Development and characterization of biopolymer electrolyte based on gellan gum for the fabrication of solid-state sodium-ion battery

In the present work, a solid biopolymer membrane (SBPM) with gellan gum (GG) and sodium perchlorate (NaClO4) has been prepared by solution casting method for the fabrication of solid-state sodium-ion battery (SIB). The prepared SBPMs were carried out with various characterization techniques. X-ray diffraction (XRD) method confirms the crystalline/amorphous nature of the prepared biopolymer membranes (BPMs), and the membrane with the composition of 1g GG: 0.6 M.wt% of NaClO4 exhibits high amorphous nature. Fourier transform infrared (FTIR) spectroscopy reveals the complexation between the host biopolymer GG and NaClO4. The glass transition temperature (Tg) of prepared membranes is examined using differential scanning calorimetry (DSC), and the BPM with the concentration of 1g GG: 0.6 M.wt% of NaClO4 results with low Tg value (42.70 °C) in contrast to other salt-added membranes.
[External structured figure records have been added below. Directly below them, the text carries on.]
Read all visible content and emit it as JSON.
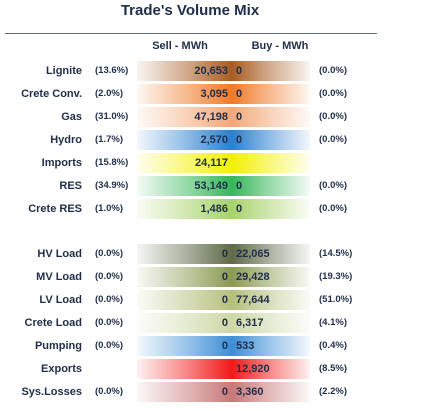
{
  "title": "Trade's Volume Mix",
  "headers": {
    "sell": "Sell - MWh",
    "buy": "Buy - MWh"
  },
  "chart_data": {
    "type": "table",
    "title": "Trade's Volume Mix",
    "columns": [
      "Sell - MWh",
      "Buy - MWh"
    ],
    "rows": [
      {
        "label": "Lignite",
        "sell_pct": "(13.6%)",
        "sell": "20,653",
        "buy": "0",
        "buy_pct": "(0.0%)",
        "sell_color": "#a95c22",
        "buy_color": "#a95c22"
      },
      {
        "label": "Crete Conv.",
        "sell_pct": "(2.0%)",
        "sell": "3,095",
        "buy": "0",
        "buy_pct": "(0.0%)",
        "sell_color": "#f07a28",
        "buy_color": "#f07a28"
      },
      {
        "label": "Gas",
        "sell_pct": "(31.0%)",
        "sell": "47,198",
        "buy": "0",
        "buy_pct": "(0.0%)",
        "sell_color": "#f3a878",
        "buy_color": "#f3a878"
      },
      {
        "label": "Hydro",
        "sell_pct": "(1.7%)",
        "sell": "2,570",
        "buy": "0",
        "buy_pct": "(0.0%)",
        "sell_color": "#2a7fd0",
        "buy_color": "#2a7fd0"
      },
      {
        "label": "Imports",
        "sell_pct": "(15.8%)",
        "sell": "24,117",
        "buy": "",
        "buy_pct": "",
        "sell_color": "#f2f000",
        "buy_color": "#f2f000"
      },
      {
        "label": "RES",
        "sell_pct": "(34.9%)",
        "sell": "53,149",
        "buy": "0",
        "buy_pct": "(0.0%)",
        "sell_color": "#36b85a",
        "buy_color": "#36b85a"
      },
      {
        "label": "Crete RES",
        "sell_pct": "(1.0%)",
        "sell": "1,486",
        "buy": "0",
        "buy_pct": "(0.0%)",
        "sell_color": "#a6d36a",
        "buy_color": "#a6d36a"
      },
      {
        "label": "HV Load",
        "sell_pct": "(0.0%)",
        "sell": "0",
        "buy": "22,065",
        "buy_pct": "(14.5%)",
        "sell_color": "#5f6a48",
        "buy_color": "#5f6a48"
      },
      {
        "label": "MV Load",
        "sell_pct": "(0.0%)",
        "sell": "0",
        "buy": "29,428",
        "buy_pct": "(19.3%)",
        "sell_color": "#8a9a52",
        "buy_color": "#8a9a52"
      },
      {
        "label": "LV Load",
        "sell_pct": "(0.0%)",
        "sell": "0",
        "buy": "77,644",
        "buy_pct": "(51.0%)",
        "sell_color": "#b4c07c",
        "buy_color": "#b4c07c"
      },
      {
        "label": "Crete Load",
        "sell_pct": "(0.0%)",
        "sell": "0",
        "buy": "6,317",
        "buy_pct": "(4.1%)",
        "sell_color": "#cdd8a6",
        "buy_color": "#cdd8a6"
      },
      {
        "label": "Pumping",
        "sell_pct": "(0.0%)",
        "sell": "0",
        "buy": "533",
        "buy_pct": "(0.4%)",
        "sell_color": "#3d8ed6",
        "buy_color": "#3d8ed6"
      },
      {
        "label": "Exports",
        "sell_pct": "",
        "sell": "",
        "buy": "12,920",
        "buy_pct": "(8.5%)",
        "sell_color": "#f21818",
        "buy_color": "#f21818"
      },
      {
        "label": "Sys.Losses",
        "sell_pct": "(0.0%)",
        "sell": "0",
        "buy": "3,360",
        "buy_pct": "(2.2%)",
        "sell_color": "#c87878",
        "buy_color": "#c87878"
      }
    ]
  }
}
From AC impedance analysis, the ionic conductivity calculated for pure GG is 3.87±0.15 ×10−6 S cm−1, and on addition of salt, the membrane 1g GG: 0.6 M.wt% of NaClO4 exhibits enhanced ionic conductivity of 4.85±0.11 ×10−3 S cm−1 at room temperature. Surface morphology analysis and thermal stability of the prepared BPMs have been examined using scanning electron microscopy (SEM) and thermogravimetric analysis (TGA). Transference number measurement has been done to confirm that the conduction is mainly due to ions. The electrochemical stability for the highest ion conducting membrane has been analyzed using linear sweep voltammetry (LSV). The cycling stability for the prepared biopolymer electrolyte of 1g GG: 0.6 M.wt% of NaClO4 has been obtained using cyclic voltammetry (CV) analysis. The solid-state primary sodium ion battery (SIB) has been constructed using the highest ion conducting membrane and results in an open circuit voltage (OCV) of 2.99 V.